You need to edit your question and give more details on how these sequences of tokens work (for instance, what does "each time I specify a new token in the sequence" mean in practice?).
In postgresql you can solve this class of queries with a window function. Following your exact specification above:
SELECT *,
CASE
WHEN lead(tag2, 2) OVER w = 'g' THEN lead(token, 2) OVER w
WHEN lead(tag1) OVER w = 'b' THEN lead(token) OVER w
ELSE NULL::text
END AS next_token
FROM my_table
WHERE tag1 = 'a'
AND next_token IS NOT NULL
WINDOW w AS (PARTITION BY sentence_id ORDER BY id);
The lead() function looks ahead a number of rows (default is 1, when not specified) from the current row in the window frame, in this case all rows with the same sentence_id as specified in the partition of the window definition.
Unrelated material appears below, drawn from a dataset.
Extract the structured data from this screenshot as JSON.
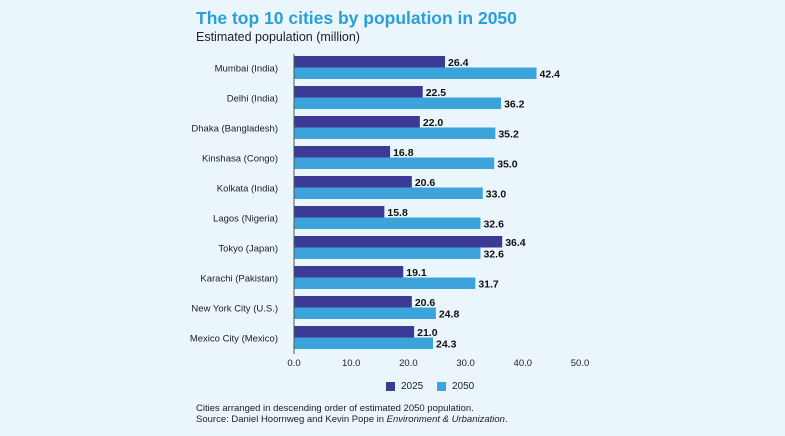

So, lead(tag1, 2) looks at the value of tag1 two rows ahead to compare against your condition, and lead(token, 2) returns the token from two rows ahead as column next_token in the current row and having the same sentence_id. If the first CASE condition fails, the second is evaluated; if that fails NULL is returned. Note that the order of the conditions in the CASE clause is significant: different ordering gives different results.
Obviously, if you keep on adding conditions for subsequent tokens the query becomes very complex and you may have to put individual search conditions in separate stored procedures and then call these depending on your requirements.